Drishti: This is arguably the most important element when attempting to not look like a chump in a packed yoga class. Let's face it: there are a lot of beautiful women who do yoga. Drishti is a method of focus that will prevent you from being the sweaty creep ogling butts at the back of the class while also staying staunchly focused on YOUR practice alone.
Drishti is the prescribed method of focusing your gaze down the tip of your nose (or sometimes to the center of your forehead) to divert your sense of vision away from external stimulus. Use it in an effort to not wobble and fall over, get caught perving on yoga butts, or worse, farting. Nobody likes that...or maybe you do.
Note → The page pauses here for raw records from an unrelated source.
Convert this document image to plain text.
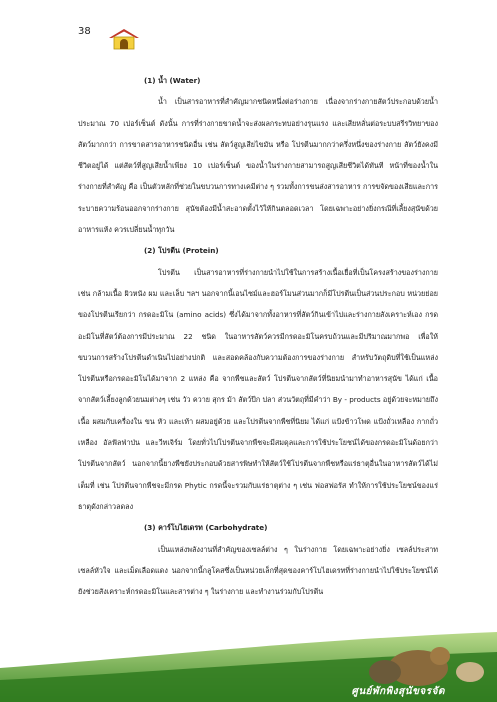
38

(1) น้ำ (Water)

น้ำ เป็นสารอาหารที่สำคัญมากชนิดหนึ่งต่อร่างกาย เนื่องจากร่างกายสัตว์ประกอบด้วยน้ำประมาณ 70 เปอร์เซ็นต์ ดังนั้น การที่ร่างกายขาดน้ำจะส่งผลกระทบอย่างรุนแรง และเสียหลั่นต่อระบบสรีรวิทยาของสัตว์มากกว่า การขาดสารอาหารชนิดอื่น เช่น สัตว์สูญเสียไขมัน หรือ โปรตีนมากกว่าครึ่งหนึ่งของร่างกาย สัตว์ยังคงมีชีวิตอยู่ได้ แต่สัตว์ที่สูญเสียน้ำเพียง 10 เปอร์เซ็นต์ ของน้ำในร่างกายสามารถสูญเสียชีวิตได้ทันที หน้าที่ของน้ำในร่างกายที่สำคัญ คือ เป็นตัวหลักที่ช่วยในขบวนการทางเคมีต่าง ๆ รวมทั้งการขนส่งสารอาหาร การขจัดของเสียและการระบายความร้อนออกจากร่างกาย สุนัขต้องมีน้ำสะอาดตั้งไว้ให้กินตลอดเวลา โดยเฉพาะอย่างยิ่งกรณีที่เลี้ยงสุนัขด้วยอาหารแห้ง ควรเปลี่ยนน้ำทุกวัน

(2) โปรตีน (Protein)

โปรตีน เป็นสารอาหารที่ร่างกายนำไปใช้ในการสร้างเนื้อเยื่อที่เป็นโครงสร้างของร่างกาย เช่น กล้ามเนื้อ ผิวหนัง ผม และเล็บ ฯลฯ นอกจากนี้เอนไซม์และฮอร์โมนส่วนมากก็มีโปรตีนเป็นส่วนประกอบ หน่วยย่อยของโปรตีนเรียกว่า กรดอะมิโน (amino acids) ซึ่งได้มาจากทั้งอาหารที่สัตว์กินเข้าไปและร่างกายสังเคราะห์เอง กรดอะมิโนที่สัตว์ต้องการมีประมาณ 22 ชนิด ในอาหารสัตว์ควรมีกรดอะมิโนครบถ้วนและมีปริมาณมากพอ เพื่อให้ขบวนการสร้างโปรตีนดำเนินไปอย่างปกติ และสอดคล้องกับความต้องการของร่างกาย สำหรับวัตถุดิบที่ใช้เป็นแหล่งโปรตีนหรือกรดอะมิโนได้มาจาก 2 แหล่ง คือ จากพืชและสัตว์ โปรตีนจากสัตว์ที่นิยมนำมาทำอาหารสุนัข ได้แก่ เนื้อจากสัตว์เลี้ยงลูกด้วยนมต่างๆ เช่น วัว ควาย สุกร ม้า สัตว์ปีก ปลา ส่วนวัตถุที่มีคำว่า By - products อยู่ด้วยจะหมายถึง เนื้อ ผสมกับเครื่องใน ขน หัว และเท้า ผสมอยู่ด้วย และโปรตีนจากพืชที่นิยม ได้แก่ แป้งข้าวโพด แป้งถั่วเหลือง กากถั่วเหลือง อัลฟัลฟ่าป่น และวีทเจิร์ม โดยทั่วไปโปรตีนจากพืชจะมีสมดุลและการใช้ประโยชน์ได้ของกรดอะมิโนด้อยกว่าโปรตีนจากสัตว์ นอกจากนี้ยางพืชยังประกอบด้วยสารพิษทำให้สัตว์ใช้โปรตีนจากพืชหรือแร่ธาตุอื่นในอาหารสัตว์ได้ไม่เต็มที่ เช่น โปรตีนจากพืชจะมีกรด Phytic กรดนี้จะรวมกับแร่ธาตุต่าง ๆ เช่น ฟอสฟอรัส ทำให้การใช้ประโยชน์ของแร่ธาตุดังกล่าวลดลง

(3) คาร์โบไฮเดรท (Carbohydrate)

เป็นแหล่งพลังงานที่สำคัญของเซลล์ต่าง ๆ ในร่างกาย โดยเฉพาะอย่างยิ่ง เซลล์ประสาท เซลล์หัวใจ และเม็ดเลือดแดง นอกจากนี้กลูโคสซึ่งเป็นหน่วยเล็กที่สุดของคาร์โบไฮเดรทที่ร่างกายนำไปใช้ประโยชน์ได้ ยังช่วยสังเคราะห์กรดอะมิโนและสารต่าง ๆ ในร่างกาย และทำงานร่วมกับโปรตีน

ศูนย์พักพิงสุนัขจรจัด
To each his own, right?
Asana: In most simple terms, this is the Sanskrit label for your physical movements in your yoga practice, from child's pose all the way to the pretzel-bodied contortionist types of positions you see in magazines, these are all part of the asana series. In a perfect world, your asana practice will seamlessly mesh with you drishti and ujjayi breathing to enhance the flow of prana through your immaculate yoga being. And of course, engaging those tricky bandhas. This term is a little bit less pertinent to this discussion, but it might help you understand why the URL of this page is infiniteasana.com.
Clever, eh? 😉
All of these elements are involved in what is known as the "Eight Limbs of Yoga" which I will address in later posts. For now, let's consider these concepts our foundation for figuring out this yoga breathing thing. That way we can apply it to our yoga practice, meditation, and our daily lives.
Hopefully, this post will help clarify some of those Sanskrit words that tend to freak dudes out in the yoga room. Their application will become clear as we move along in our practice. In the next couple of posts, I will discuss a plan of attack for how to become an EveryMan meditator and how it can enhance every little corner of your world.